Elena recuperó el sueño con las primeras luces del alba. El rumor de las voces de los trabajadores y el trotar de los caballos contribuyeron a tranquilizarla, aportándole una seguridad que hasta entonces desconocía. Aquellos sonidos no eran nuevos para ella, recordaba haberlos escuchado antes, desde otro lugar, pero el subconsciente se negaba a facilitarle más información; solo podía describir las sensaciones al oírlos desde su cama, las cuales le hicieron reconstruir otro sueño menos violento pero más obsesivo y repetitivo: la imagen de una casa pequeña con una cama grande al fondo y otra en la parte derecha de la puerta de entrada, junto a la pared. Recordaba una tela de grandes flores rojas y una mesa redonda. Elena soñó cientos de veces que accedía a aquella estancia, que pasaba cerca y, tras reconocerla, entraba a hurtadillas. En algunos de sus sueños la encontraba abandonada y sentía una gran decepción; en otras ocasiones, la hallaba totalmente distinta a como ella la recordaba. Era el sueño que más se repitió a lo largo de su niñez; parecía que su mente había dejado algo pendiente allí y sabía que debía de tener algún significado, pues en su memoria quedaron grabados todos los rincones de aquella sala y era capaz de describir detalle por detalle, cuadro a cuadro y mueble a mueble todo lo que había en su interior. Más de una vez se la describió a su abuela, preguntándole si ella habría estado allí de pequeña, pero nunca recibió una respuesta clara.

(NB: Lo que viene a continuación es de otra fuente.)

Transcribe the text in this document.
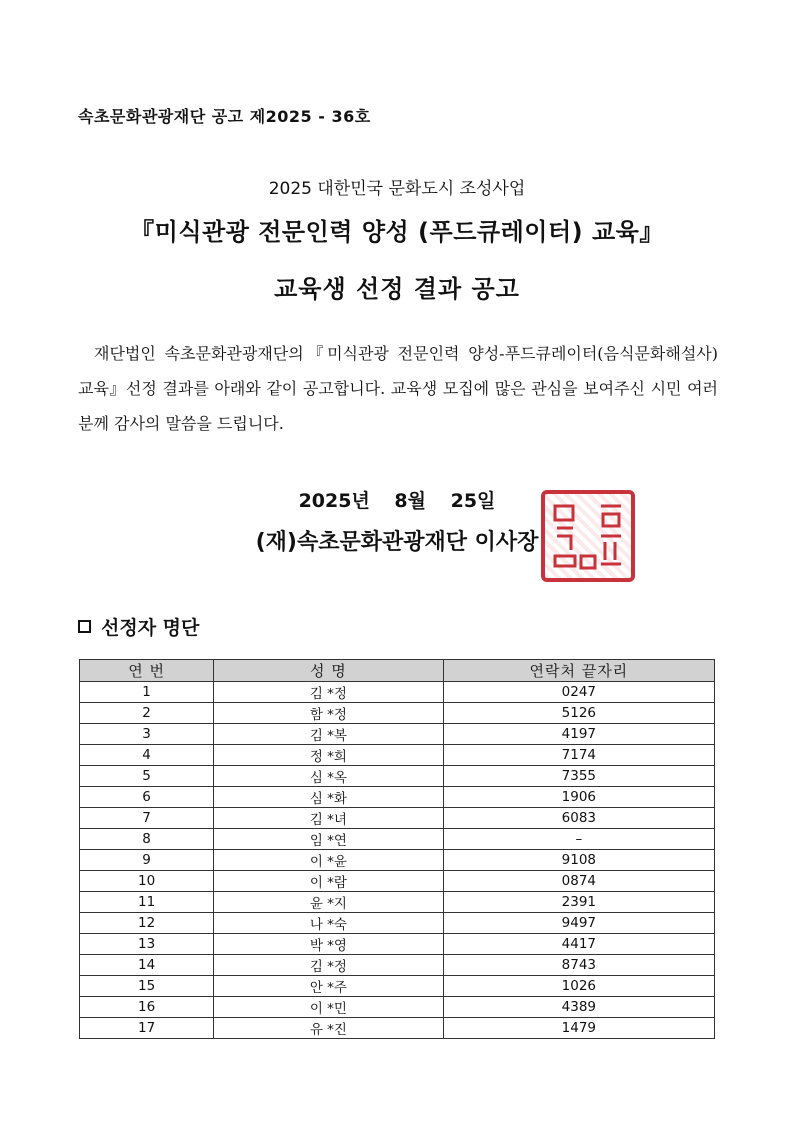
속초문화관광재단 공고 제2025 - 36호
2025 대한민국 문화도시 조성사업
『미식관광 전문인력 양성 (푸드큐레이터) 교육』
교육생 선정 결과 공고

재단법인 속초문화관광재단의『미식관광 전문인력 양성-푸드큐레이터(음식문화해설사) 교육』선정 결과를 아래와 같이 공고합니다. 교육생 모집에 많은 관심을 보여주신 시민 여러분께 감사의 말씀을 드립니다.

2025년 8월 25일
(재)속초문화관광재단 이사장
선정자 명단
연 번	성 명	연락처 끝자리
1	김 *정	0247
2	함 *정	5126
3	김 *복	4197
4	정 *희	7174
5	심 *옥	7355
6	심 *화	1906
7	김 *녀	6083
8	임 *연	–
9	이 *윤	9108
10	이 *람	0874
11	윤 *지	2391
12	나 *숙	9497
13	박 *영	4417
14	김 *정	8743
15	안 *주	1026
16	이 *민	4389
17	유 *진	1479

Antonio visitó por la mañana su dormitorio y se quedó en pie junto a la cama, contemplándola mientras dormía. Elena vestía un pijama de dos piezas de color azul, pero la camiseta apenas cubría su cintura. Estaba recostada de lado con la pierna derecha doblada hacia delante sobre la izquierda y el brazo junto a su rostro. La juventud que desprendía aquella atractiva figura producía en él una confusión extraña, haciéndole gozar con aquella visión. Era una mujer deseable y parecía no ser consciente de la tentación que provocaba. En ningún momento advirtió en ella intención de agradarle; al contrario, percibía en su mirada un miedo atroz hacia él. ¿Realmente era tan delicada como la estaba viendo en ese instante? No estaba seguro de su sinceridad, aunque deseaba creer que realmente había ido a buscar a su familia sin tener noticias de lo ocurrido. Todo lo que había contado parecía cierto. Había ido a la universidad, había vivido con sus abuelos en España, pero… ¿y su hermano? ¿Habría tenido contacto con él? ¿Sabía dónde se escondía? Estaba seguro de que ella nunca lo confesaría voluntariamente. Tenía que averiguar a qué había ido realmente a la finca y qué información guardaba. Había algo extraño que no alcanzaba a descubrir, aunque se propuso ir desenmascarándola poco a poco.